The Main will exist only when all the sub-steps(Try, Finally) are executed regardless of the status of execution (success\failure).

The ‘Try’ block will skip the processing if an exception was generated, and all the steps followed the failed step will not be executed.

The ‘Finally’: it will be executed after the execution of the ‘Try’ block/sequence regardless the result of the execution. We configure it to exit on ‘Done’ to make sure that we execute all the steps of the sequence/block.




As you see in the above service ‘SendCommand’, the finally block is:

  • Calling the service ‘getLastService’. It MUST be the first step in the sequence.
  • We are checking if the ‘lastError’ document (the output of getLastError) is present in the pipeline or not, because to log the error happened in the ‘Try’ sequence/block if applicable. Then we call the service ‘closeConnection’ to close the opened connection in the ‘Try’ sequence regardless of the result of the transaction.


3. Exception handler for child services

Rule: the exception is caught only once. So let’s check the following example to clarify this sentence:




In this example we have created the flow service ‘myService’, we are using Try-Catch sequence, in the try sequence/block we are calling the services ‘childService1’, and ‘childService2’.

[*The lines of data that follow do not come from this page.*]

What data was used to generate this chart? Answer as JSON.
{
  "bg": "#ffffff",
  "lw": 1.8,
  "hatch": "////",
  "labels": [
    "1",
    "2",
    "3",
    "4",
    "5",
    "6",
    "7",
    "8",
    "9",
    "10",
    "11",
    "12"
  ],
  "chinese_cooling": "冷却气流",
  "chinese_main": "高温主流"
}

Here is the code of ‘childService1’




Here is the code of ‘childService2’:



The only difference between the two service is that ‘childService1’ is calling the publish service directly without catching the exception. In ‘ChildService2’ the publish service was called from inside Try-catch block.

Now let’s compare between the following scenarios:

case Expected Behaviour
publish failed in childService1
  • the service will exit the ‘try’ block.
  • childService2 will not be executed.
  • The catch sequence/block will be executed
publish failed in childService2
  • The exception will be caught and handled in the catch block/sequence of childService2
  • The processing of the ‘Try’ block will continue (if there were other steps after calling childService2, it will be executed).
  • The catch block/sequence of the service ‘myService’ will not be executed.
No errors in childSerivce1, or childService2
  • The ‘try’ block will be executed.
  • The ‘catch’ block will not be executed.


This was a quick idea of the most common ways to handle the errors of webMethods flow service.